Equitrac would have marked this as a successful reduction in printing costs ("without your users ever knowing it"). Equitrac would have described my un-retrieved printouts as "waste" avoided by the Follow-You Printing system. No, damn it, it's not waste. The core of the Equitrac message, "didn't need to print it", is simply wrong. We agree on the result from the printer's perspective, namely a printout not happening, but Equitrac incorrectly describes this as a good thing, when in fact it's a perfect illustration of what's wrong with the Follow-You Printing system.
Equitrac doesn't say "We turn printing into such an annoying, time-consuming experience that we sometimes succeed in saving you money by stopping your users from collecting the printouts they need." Equitrac says that printouts are skipped because "a newer version was printed, the user got distracted and forgot about the document, the user realized they didn't need to print it, etc." Nowhere, as far as I can tell, does Equitrac even acknowledge the possibility that the documents destroyed by Follow-You Printing are documents that we actually needed to print.
Furthermore, now that I know that Follow-You Printing is in place, I find myself somewhat more casual about clicking Print: after all, I can decide later to skip printing the document! If in fact I don't pick up this document, then Equitrac assumes that the document would have been a "wasted" printout without Follow-You Printing; Equitrac reports the deletion to managers as "waste reduction", and advertises how much it's reducing carbon emissions. But this is all wrong. Without Follow-You Printing, I would have skipped clicking Print in the first place.
The fantasy world of the CIO. The reason that Equitrac's bogus advertising is important is that CIOs make decisions on the basis of bogus advertising.
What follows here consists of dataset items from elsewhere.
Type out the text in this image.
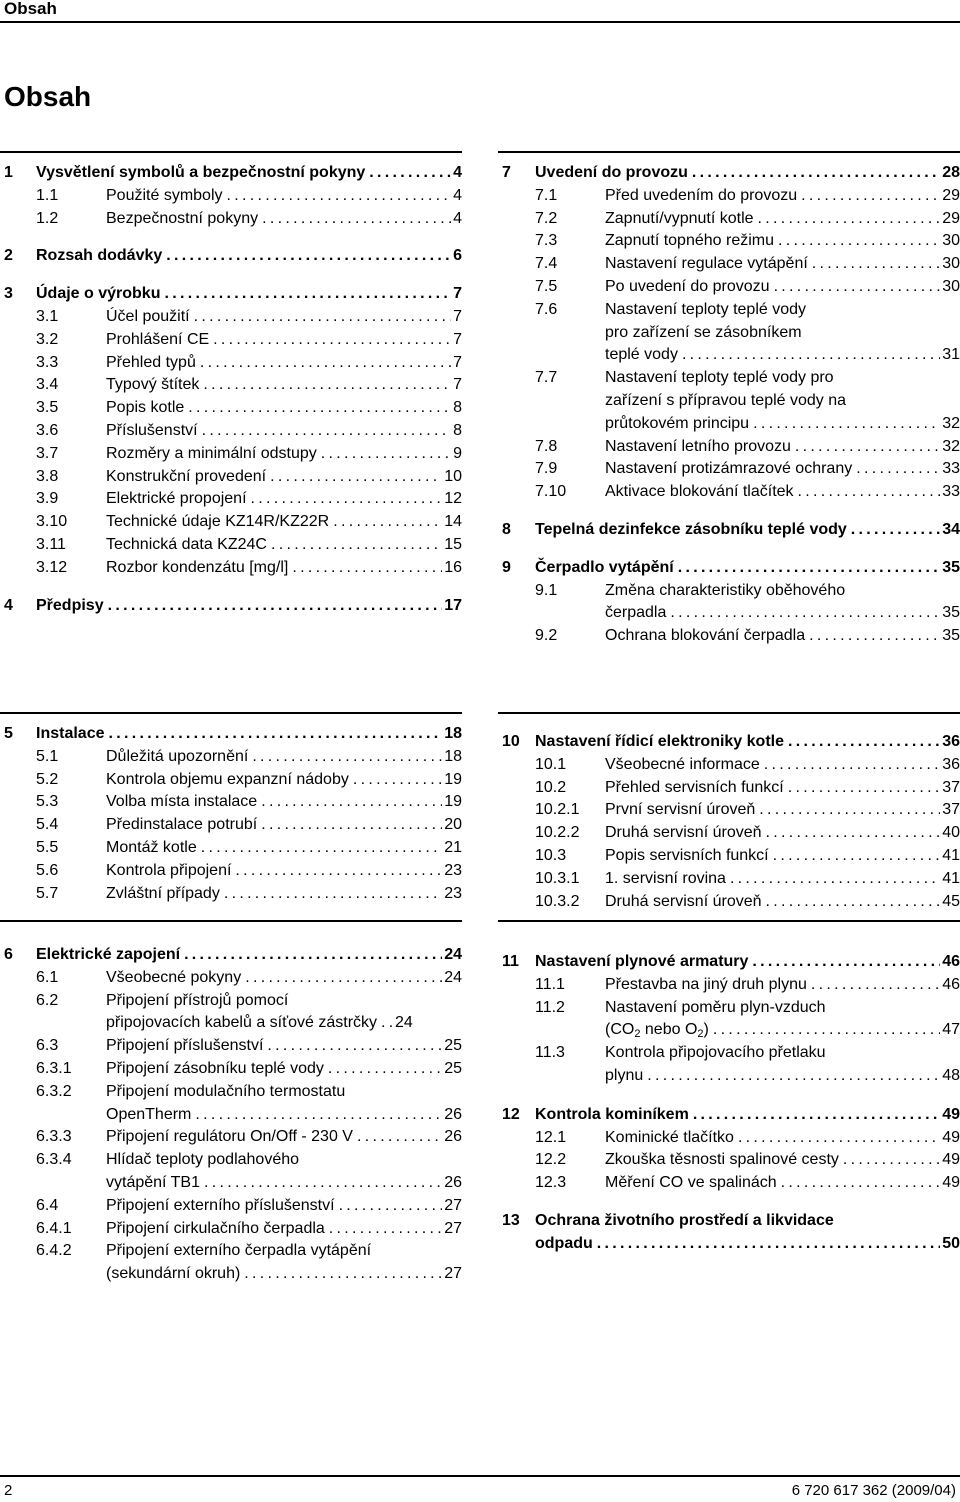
Obsah
Obsah
1	Vysvětlení symbolů a bezpečnostní pokyny .....	4
1.1	Použité symboly .....	4
1.2	Bezpečnostní pokyny .....	4
2	Rozsah dodávky .....	6
3	Údaje o výrobku .....	7
3.1	Účel použití .....	7
3.2	Prohlášení CE .....	7
3.3	Přehled typů .....	7
3.4	Typový štítek .....	7
3.5	Popis kotle .....	8
3.6	Příslušenství .....	8
3.7	Rozměry a minimální odstupy .....	9
3.8	Konstrukční provedení .....	10
3.9	Elektrické propojení .....	12
3.10	Technické údaje KZ14R/KZ22R .....	14
3.11	Technická data KZ24C .....	15
3.12	Rozbor kondenzátu [mg/l] .....	16
4	Předpisy .....	17
7	Uvedení do provozu .....	28
7.1	Před uvedením do provozu .....	29
7.2	Zapnutí/vypnutí kotle .....	29
7.3	Zapnutí topného režimu .....	30
7.4	Nastavení regulace vytápění .....	30
7.5	Po uvedení do provozu .....	30
7.6	Nastavení teploty teplé vody
pro zařízení se zásobníkem
teplé vody .....	31
7.7	Nastavení teploty teplé vody pro
zařízení s přípravou teplé vody na
průtokovém principu .....	32
7.8	Nastavení letního provozu .....	32
7.9	Nastavení protizámrazové ochrany .....	33
7.10	Aktivace blokování tlačítek .....	33
8	Tepelná dezinfekce zásobníku teplé vody .....	34
9	Čerpadlo vytápění .....	35
9.1	Změna charakteristiky oběhového
čerpadla .....	35
9.2	Ochrana blokování čerpadla .....	35
5	Instalace .....	18
5.1	Důležitá upozornění .....	18
5.2	Kontrola objemu expanzní nádoby .....	19
5.3	Volba místa instalace .....	19
5.4	Předinstalace potrubí .....	20
5.5	Montáž kotle .....	21
5.6	Kontrola připojení .....	23
5.7	Zvláštní případy .....	23
10 Nastavení řídicí elektroniky kotle .....	36
10.1	Všeobecné informace .....	36
10.2	Přehled servisních funkcí .....	37
10.2.1	První servisní úroveň .....	37
10.2.2	Druhá servisní úroveň .....	40
10.3	Popis servisních funkcí .....	41
10.3.1	1. servisní rovina .....	41
10.3.2	Druhá servisní úroveň .....	45
6	Elektrické zapojení .....	24
6.1	Všeobecné pokyny .....	24
6.2	Připojení přístrojů pomocí
připojovacích kabelů a síťové zástrčky ..... 24
6.3	Připojení příslušenství .....	25
6.3.1	Připojení zásobníku teplé vody .....	25
6.3.2	Připojení modulačního termostatu
OpenTherm .....	26
6.3.3	Připojení regulátoru On/Off - 230 V .....	26
6.3.4	Hlídač teploty podlahového
vytápění TB1 .....	26
6.4	Připojení externího příslušenství .....	27
6.4.1	Připojení cirkulačního čerpadla .....	27
6.4.2	Připojení externího čerpadla vytápění
(sekundární okruh) .....	27
11	Nastavení plynové armatury .....	46
11.1	Přestavba na jiný druh plynu .....	46
11.2	Nastavení poměru plyn-vzduch
($CO_2$ nebo $O_2$) .....	47
11.3	Kontrola připojovacího přetlaku
plynu .....	48
12 Kontrola kominíkem .....	49
12.1	Kominické tlačítko .....	49
12.2	Zkouška těsnosti spalinové cesty .....	49
12.3	Měření CO ve spalinách .....	49
13 Ochrana životního prostředí a likvidace
odpadu .....	50
2	6 720 617 362 (2009/04)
Here's what the CIO thinks of you after listening to Equitrac:
It should be obvious what the same CIO will be thinking if you complain that Follow-You Printing consumes your time:
What makes your complaints ineffective is that you aren't even recognizing, let alone responding to, the core Equitrac messages—"didn't need to print it" and "cost control".
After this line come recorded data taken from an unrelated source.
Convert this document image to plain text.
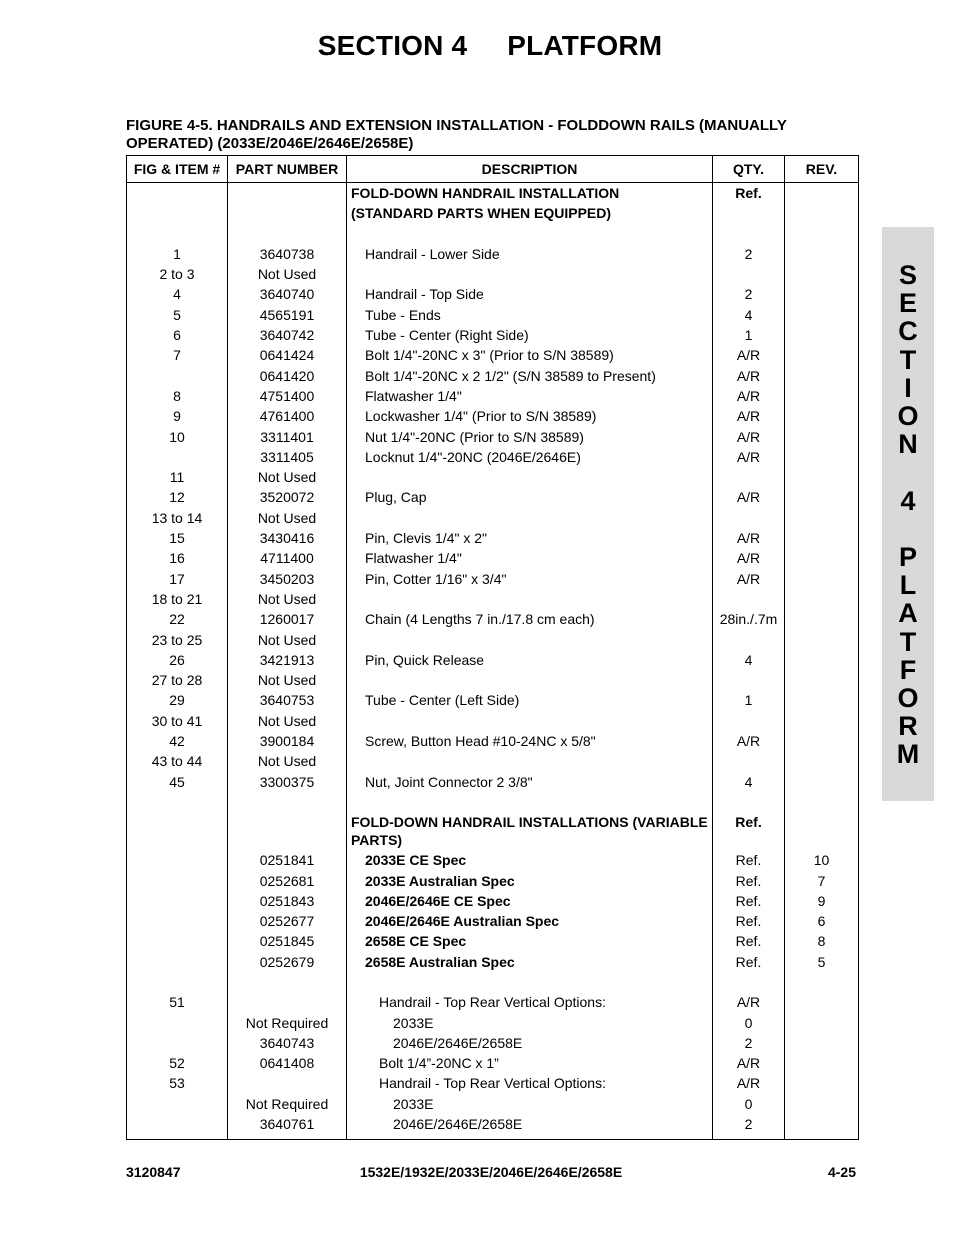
SECTION 4     PLATFORM
FIGURE 4-5. HANDRAILS AND EXTENSION INSTALLATION - FOLDDOWN RAILS (MANUALLY
OPERATED) (2033E/2046E/2646E/2658E)
FIG & ITEM #	PART NUMBER	DESCRIPTION	QTY.	REV.

		FOLD-DOWN HANDRAIL INSTALLATION	Ref.	

		(STANDARD PARTS WHEN EQUIPPED)		

1	3640738	Handrail - Lower Side	2	
2 to 3	Not Used	

4	3640740	Handrail - Top Side	2	
5	4565191	Tube - Ends	4	
6	3640742	Tube - Center (Right Side)	1	
7	0641424	Bolt 1/4"-20NC x 3" (Prior to S/N 38589)	A/R	
	0641420	Bolt 1/4"-20NC x 2 1/2" (S/N 38589 to Present)	A/R	
8	4751400	Flatwasher 1/4"	A/R	
9	4761400	Lockwasher 1/4" (Prior to S/N 38589)	A/R	
10	3311401	Nut 1/4"-20NC (Prior to S/N 38589)	A/R	
	3311405	Locknut 1/4"-20NC (2046E/2646E)	A/R	
11	Not Used	

12	3520072	Plug, Cap	A/R	
13 to 14	Not Used	

15	3430416	Pin, Clevis 1/4" x 2"	A/R	
16	4711400	Flatwasher 1/4"	A/R	
17	3450203	Pin, Cotter 1/16" x 3/4"	A/R	
18 to 21	Not Used	

22	1260017	Chain (4 Lengths 7 in./17.8 cm each)	28in./.7m	
23 to 25	Not Used	

26	3421913	Pin, Quick Release	4	
27 to 28	Not Used	

29	3640753	Tube - Center (Left Side)	1	
30 to 41	Not Used	

42	3900184	Screw, Button Head #10-24NC x 5/8"	A/R	
43 to 44	Not Used	

45	3300375	Nut, Joint Connector 2 3/8"	4	

		FOLD-DOWN HANDRAIL INSTALLATIONS (VARIABLE PARTS)	Ref.	
	0251841	2033E CE Spec	Ref.	10
	0252681	2033E Australian Spec	Ref.	7
	0251843	2046E/2646E CE Spec	Ref.	9
	0252677	2046E/2646E Australian Spec	Ref.	6
	0251845	2658E CE Spec	Ref.	8
	0252679	2658E Australian Spec	Ref.	5

51		Handrail - Top Rear Vertical Options:	A/R	
	Not Required	2033E	0	
	3640743	2046E/2646E/2658E	2	
52	0641408	Bolt 1/4”-20NC x 1”	A/R	
53		Handrail - Top Rear Vertical Options:	A/R	
	Not Required	2033E	0	
	3640761	2046E/2646E/2658E	2	
S
E
C
T
I
O
N

4

P
L
A
T
F
O
R
M
3120847	1532E/1932E/2033E/2046E/2646E/2658E	4-25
What the CIO needs to hear is that the Equitrac advertising is wrong. The reality is that we do need to print it, and Follow-You Printing is interfering with this. Follow-You Printing's real strategy to save money is to take the worst moments for a printing delay, the moments when we really need to print something in a rush, and to destroy those printouts.
As for "cost control": Follow-You Printing costs the organization money for every printout, because it takes away time that we should be putting into our jobs. On occasion Follow-You Printing forces us to abandon a printout that we need, saving a little bit of money but costing us even more time. My current estimate is that the costs every year add up to several hours for the average person: certainly more than an hour. For comparison, a savings of "£80,000 per year" (under highly questionable assumptions; see above) might sound impressive, but that's at a university with 27000 people and a yearly budget above £100,000,000. Would you sacrifice hours of your time to save under £3?
Sometimes managers think that they can get away with reducing costs by imposing burdens on existing employees. However, small stories of an unsupportive work environment end up having a large effect on the organization's efforts to attract and retain top personnel, and ultimately this ends up costing the organization much more than its printing budget. The bottom line is that replacing direct printing with Equitrac Follow-You Printing is a mistake.